Effects of neonatal exposure to anti-nerve growth factor on the number and size distribution of trigeminal neurones projecting to the molar dental pulp in rats.

The first aim of the present study was to determine whether depletion of endogenous nerve growth factor (NGF) during early postnatal development results in a long-term deficit in the number of trigeminal ganglion cells and axons projecting to the molar pulp. The second aim was to identify selectivity of the effects of NGF deprivation for any specific size group among pulp neurones. Newborn Sprague-Dawley rats were given subcutaneous injections of either rabbit anti-mouse-NGF serum or non-immune (control) rabbit serum for a period of 1 month. At age 4 months, Fluoro-gold (FG) was applied to the pulp chamber of the right maxillary first molar. One week later the animals were perfusion-fixed, and the trigeminal ganglia were removed and serially sectioned with a cryostat. Labelled neurones were seen only in the trigeminal ganglia ipsilateral to the injected teeth. The area of every labelled cell profile was measured, and from these data, estimates of the true number and size distribution of FG-labelled cells were obtained by recursive translation. Ganglia of control animals had a mean of 197 labelled neurones, all in the maxillary division, and most of the somas were of medium or large diameter. NGF-deprived animals had significantly fewer (mean = 145) FG-labelled cells in the trigeminal ganglion ipsilateral to the injected tooth. Neurones with somas of less than 30 microns dia were most strikingly subnormal in anti-NGF treated animals (64% of controls).

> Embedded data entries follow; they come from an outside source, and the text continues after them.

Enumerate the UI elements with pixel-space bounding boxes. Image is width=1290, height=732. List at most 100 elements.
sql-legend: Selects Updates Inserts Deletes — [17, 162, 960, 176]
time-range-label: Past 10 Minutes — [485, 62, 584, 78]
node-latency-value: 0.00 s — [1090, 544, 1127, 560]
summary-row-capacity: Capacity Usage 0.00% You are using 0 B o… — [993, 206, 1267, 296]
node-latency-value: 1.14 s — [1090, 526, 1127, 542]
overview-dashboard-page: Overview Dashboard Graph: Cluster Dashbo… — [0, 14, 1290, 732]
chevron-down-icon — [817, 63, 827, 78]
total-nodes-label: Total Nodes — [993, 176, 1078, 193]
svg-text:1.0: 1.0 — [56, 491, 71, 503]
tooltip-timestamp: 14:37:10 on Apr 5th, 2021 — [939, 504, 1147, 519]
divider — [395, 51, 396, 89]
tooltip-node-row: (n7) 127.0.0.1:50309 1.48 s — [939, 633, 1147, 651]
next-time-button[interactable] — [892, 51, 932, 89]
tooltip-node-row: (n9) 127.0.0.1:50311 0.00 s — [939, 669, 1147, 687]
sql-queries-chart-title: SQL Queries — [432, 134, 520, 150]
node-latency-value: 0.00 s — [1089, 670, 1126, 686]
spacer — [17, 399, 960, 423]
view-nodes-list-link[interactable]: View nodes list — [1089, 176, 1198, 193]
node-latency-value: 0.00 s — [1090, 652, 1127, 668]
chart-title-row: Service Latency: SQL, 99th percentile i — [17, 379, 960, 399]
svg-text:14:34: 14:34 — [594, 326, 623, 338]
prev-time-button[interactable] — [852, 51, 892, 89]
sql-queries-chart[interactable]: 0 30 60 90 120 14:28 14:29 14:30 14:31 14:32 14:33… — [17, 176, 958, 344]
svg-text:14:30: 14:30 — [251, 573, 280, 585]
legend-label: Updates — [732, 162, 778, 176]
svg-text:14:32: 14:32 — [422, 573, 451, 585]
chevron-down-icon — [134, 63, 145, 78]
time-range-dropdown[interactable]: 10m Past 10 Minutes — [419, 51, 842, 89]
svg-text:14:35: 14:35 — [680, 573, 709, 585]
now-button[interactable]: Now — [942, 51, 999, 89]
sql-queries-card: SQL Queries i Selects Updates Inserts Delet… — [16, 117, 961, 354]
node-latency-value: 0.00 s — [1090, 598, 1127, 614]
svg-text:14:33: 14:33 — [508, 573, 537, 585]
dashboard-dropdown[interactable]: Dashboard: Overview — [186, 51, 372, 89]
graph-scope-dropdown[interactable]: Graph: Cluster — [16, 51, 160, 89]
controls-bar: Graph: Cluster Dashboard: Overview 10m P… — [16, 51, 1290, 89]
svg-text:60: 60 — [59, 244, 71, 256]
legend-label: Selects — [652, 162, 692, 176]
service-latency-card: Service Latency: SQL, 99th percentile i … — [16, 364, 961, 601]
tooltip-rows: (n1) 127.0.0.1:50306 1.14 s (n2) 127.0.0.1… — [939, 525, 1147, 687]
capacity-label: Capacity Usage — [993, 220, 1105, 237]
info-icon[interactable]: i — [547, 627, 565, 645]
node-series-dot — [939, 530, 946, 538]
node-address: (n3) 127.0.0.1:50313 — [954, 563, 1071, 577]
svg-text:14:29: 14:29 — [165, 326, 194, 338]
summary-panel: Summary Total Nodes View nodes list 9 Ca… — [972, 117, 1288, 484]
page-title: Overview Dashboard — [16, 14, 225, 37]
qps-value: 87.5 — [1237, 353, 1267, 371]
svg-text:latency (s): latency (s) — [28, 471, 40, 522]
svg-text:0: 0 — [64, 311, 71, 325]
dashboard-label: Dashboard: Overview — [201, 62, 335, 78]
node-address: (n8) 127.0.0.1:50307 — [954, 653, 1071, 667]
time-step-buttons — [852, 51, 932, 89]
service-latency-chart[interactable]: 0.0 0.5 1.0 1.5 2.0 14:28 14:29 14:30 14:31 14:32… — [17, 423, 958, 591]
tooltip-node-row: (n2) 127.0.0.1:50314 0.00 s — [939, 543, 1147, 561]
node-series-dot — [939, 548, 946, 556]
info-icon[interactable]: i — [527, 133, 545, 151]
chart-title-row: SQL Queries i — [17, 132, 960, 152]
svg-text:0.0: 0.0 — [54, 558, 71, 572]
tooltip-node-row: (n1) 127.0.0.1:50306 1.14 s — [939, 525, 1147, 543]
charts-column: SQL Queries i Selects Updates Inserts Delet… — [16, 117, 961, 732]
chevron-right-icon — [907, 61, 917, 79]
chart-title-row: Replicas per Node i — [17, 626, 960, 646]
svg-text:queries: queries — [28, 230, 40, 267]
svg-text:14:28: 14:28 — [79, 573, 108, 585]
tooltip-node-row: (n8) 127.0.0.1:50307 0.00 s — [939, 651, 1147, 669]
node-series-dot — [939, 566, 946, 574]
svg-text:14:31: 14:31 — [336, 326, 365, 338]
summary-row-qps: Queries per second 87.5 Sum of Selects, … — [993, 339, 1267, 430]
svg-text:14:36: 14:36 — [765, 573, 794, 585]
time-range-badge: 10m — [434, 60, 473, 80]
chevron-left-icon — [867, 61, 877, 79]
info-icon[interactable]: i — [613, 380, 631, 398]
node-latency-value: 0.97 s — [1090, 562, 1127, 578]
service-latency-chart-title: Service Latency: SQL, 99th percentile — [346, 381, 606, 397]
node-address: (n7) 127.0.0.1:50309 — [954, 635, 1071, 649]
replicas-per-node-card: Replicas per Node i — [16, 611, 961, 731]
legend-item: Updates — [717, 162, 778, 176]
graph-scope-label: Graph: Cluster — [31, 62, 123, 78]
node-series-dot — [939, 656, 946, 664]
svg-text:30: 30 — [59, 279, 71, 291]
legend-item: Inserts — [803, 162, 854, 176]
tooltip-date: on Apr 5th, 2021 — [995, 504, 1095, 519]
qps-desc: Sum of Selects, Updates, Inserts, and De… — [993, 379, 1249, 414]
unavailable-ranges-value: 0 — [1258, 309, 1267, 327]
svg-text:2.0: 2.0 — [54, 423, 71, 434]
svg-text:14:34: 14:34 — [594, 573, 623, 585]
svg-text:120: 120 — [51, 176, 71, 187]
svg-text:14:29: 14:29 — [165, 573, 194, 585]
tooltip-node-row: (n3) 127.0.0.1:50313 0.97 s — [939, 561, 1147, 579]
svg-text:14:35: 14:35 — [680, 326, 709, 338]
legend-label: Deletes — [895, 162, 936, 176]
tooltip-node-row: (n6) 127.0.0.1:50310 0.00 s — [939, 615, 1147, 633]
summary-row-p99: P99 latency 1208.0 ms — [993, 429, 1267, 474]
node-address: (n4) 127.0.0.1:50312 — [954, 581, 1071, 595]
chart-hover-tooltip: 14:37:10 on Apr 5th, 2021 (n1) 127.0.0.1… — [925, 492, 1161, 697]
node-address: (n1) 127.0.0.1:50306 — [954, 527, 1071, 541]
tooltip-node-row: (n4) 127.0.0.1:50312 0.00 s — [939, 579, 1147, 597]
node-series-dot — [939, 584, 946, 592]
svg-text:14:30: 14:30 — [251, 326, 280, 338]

In accordance with the greater susceptibility of small neurones to anti-NGF exposure, deficits in apical nerve fibres of the mandibular first molar were greater in degree and duration for unmyelinated axons than for myelinated axons. It is concluded that NGF is an important mediator in regulation of postnatal development of the sensory innervation of the dental pulp. The results also indicate that postnatal development of at least one class of larger pulpal afferent neurones is regulated by factors other than NGF.